Я увидела, как его рука, словно змея, устремилась к моей. Но, слава богу, в эту минуту в дверь резко постучали.
– Ваш ленч, – провозгласила Берил, входя с подносом.
– Большое спасибо, – откликнулась я, наблюдая за тем, как она величественно проследовала к журнальному столику перед камином и водрузила на него поднос.
– Да, спасибо, Берил, – улыбнулся Зед. – Вы очень любезны. И еще раз прошу простить меня за то, что я доставил вам лишние хлопоты.
– Никаких лишних хлопот, сэр. Именно для этого я и нахожусь здесь. Вам подать бутерброды? – спросила у него Берил.
– Благодарю вас, нет. Думаю, мы с Тигги управимся сами. Должен высказать вам свой комплимент, вам и лэрду… Вы подобрали себе исключительный персонал. Выше всяких похвал! – Он махнул головой в мою сторону. – Как выяснилось, у нас с Тигги много общего.
– Я рада, сэр, что вы всем довольны, – дипломатично ответила Берил. – Приятного аппетита.
Экономка вышла из комнаты. Зед проводил ее с улыбкой на устах.

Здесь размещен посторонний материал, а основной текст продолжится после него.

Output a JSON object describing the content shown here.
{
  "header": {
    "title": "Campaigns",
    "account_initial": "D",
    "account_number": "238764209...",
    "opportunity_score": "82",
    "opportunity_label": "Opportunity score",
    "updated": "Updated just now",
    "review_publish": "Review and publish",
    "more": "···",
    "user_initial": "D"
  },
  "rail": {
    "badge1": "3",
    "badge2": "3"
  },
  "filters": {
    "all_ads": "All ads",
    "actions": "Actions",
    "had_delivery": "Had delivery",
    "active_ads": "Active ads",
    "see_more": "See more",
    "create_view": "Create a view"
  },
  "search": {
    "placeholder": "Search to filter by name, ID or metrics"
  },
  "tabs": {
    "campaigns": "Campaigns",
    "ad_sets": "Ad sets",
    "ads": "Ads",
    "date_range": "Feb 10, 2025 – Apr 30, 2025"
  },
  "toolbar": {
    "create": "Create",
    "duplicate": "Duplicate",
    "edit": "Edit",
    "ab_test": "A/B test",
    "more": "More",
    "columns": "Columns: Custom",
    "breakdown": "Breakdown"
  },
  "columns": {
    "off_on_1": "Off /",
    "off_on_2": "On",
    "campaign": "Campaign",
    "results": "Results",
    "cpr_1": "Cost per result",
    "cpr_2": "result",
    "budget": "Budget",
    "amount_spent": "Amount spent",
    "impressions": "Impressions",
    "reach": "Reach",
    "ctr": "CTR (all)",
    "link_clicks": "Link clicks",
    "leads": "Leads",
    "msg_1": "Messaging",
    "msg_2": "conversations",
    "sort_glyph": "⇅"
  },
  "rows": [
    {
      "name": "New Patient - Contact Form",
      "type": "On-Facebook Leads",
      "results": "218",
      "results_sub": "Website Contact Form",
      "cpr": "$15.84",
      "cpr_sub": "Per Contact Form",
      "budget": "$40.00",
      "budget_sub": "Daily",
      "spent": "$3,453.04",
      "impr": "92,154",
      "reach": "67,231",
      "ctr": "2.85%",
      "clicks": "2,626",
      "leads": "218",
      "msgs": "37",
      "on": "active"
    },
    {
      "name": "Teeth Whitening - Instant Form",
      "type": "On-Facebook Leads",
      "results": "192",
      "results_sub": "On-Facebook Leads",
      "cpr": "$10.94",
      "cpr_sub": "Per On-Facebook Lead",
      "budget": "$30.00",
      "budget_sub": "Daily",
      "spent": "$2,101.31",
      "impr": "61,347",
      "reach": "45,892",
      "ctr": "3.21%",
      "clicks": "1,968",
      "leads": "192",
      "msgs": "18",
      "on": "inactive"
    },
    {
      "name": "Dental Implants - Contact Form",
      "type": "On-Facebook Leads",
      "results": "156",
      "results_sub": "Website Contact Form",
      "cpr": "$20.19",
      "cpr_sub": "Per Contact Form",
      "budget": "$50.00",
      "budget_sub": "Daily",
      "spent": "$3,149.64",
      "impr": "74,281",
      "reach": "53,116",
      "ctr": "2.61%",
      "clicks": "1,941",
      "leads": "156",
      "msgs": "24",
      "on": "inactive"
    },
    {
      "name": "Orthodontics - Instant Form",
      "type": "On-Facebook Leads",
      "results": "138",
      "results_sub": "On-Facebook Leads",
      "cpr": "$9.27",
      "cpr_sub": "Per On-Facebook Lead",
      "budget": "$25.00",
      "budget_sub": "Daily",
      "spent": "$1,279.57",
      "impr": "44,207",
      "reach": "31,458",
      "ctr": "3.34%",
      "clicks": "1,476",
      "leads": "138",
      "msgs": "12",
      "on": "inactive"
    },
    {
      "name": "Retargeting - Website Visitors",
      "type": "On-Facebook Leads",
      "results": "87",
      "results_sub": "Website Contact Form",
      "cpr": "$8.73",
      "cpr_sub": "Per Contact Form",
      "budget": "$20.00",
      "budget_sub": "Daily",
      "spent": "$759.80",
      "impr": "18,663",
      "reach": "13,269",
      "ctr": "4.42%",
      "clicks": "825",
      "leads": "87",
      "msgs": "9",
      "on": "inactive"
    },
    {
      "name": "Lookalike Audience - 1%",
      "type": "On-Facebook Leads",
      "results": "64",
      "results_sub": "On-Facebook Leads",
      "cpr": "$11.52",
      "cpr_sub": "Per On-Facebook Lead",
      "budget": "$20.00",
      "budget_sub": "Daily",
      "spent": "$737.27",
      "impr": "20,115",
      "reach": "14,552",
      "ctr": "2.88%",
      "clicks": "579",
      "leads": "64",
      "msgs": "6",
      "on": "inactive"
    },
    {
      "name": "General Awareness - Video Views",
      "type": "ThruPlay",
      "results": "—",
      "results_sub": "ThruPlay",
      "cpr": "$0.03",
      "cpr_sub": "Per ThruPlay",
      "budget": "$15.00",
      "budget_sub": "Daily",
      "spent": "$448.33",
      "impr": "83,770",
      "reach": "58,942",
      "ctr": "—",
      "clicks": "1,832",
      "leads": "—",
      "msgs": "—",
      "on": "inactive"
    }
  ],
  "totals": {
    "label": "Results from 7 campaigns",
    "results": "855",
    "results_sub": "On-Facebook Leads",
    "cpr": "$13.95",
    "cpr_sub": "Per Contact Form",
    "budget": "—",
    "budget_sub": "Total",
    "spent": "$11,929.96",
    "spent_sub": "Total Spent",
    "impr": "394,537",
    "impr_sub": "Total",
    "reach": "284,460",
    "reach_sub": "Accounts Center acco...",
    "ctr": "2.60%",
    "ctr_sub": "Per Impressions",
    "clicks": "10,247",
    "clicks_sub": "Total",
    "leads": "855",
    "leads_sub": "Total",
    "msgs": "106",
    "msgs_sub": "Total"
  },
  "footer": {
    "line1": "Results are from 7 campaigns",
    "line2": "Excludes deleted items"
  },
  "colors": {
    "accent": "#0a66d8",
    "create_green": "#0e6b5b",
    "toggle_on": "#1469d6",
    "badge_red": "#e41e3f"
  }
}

– А она ведь тоже совсем не такая, какой кажется, – обронил он.
– Вам бутерброд? – Я положила один на тарелку и подала ему.
– Спасибо.
– Так чем же вы все же занимаетесь? – спросила я.
– Руковожу крупной телекоммуникационной компанией.
– Понятно. Хотя, если честно, я смутно представляю себе, что это такое.
– Порой мне кажется, что я тоже не сильно понимаю суть своего бизнеса. – Зед издал короткий смешок. – Моя компания – это такой своеобразный зонтик, под которым уместились и телевидение, и Интернет, и мобильная связь, и спутники, то есть все то, что сегодня помогает людям взаимодействовать друг с другом. Словом, коммуникация на всех уровнях.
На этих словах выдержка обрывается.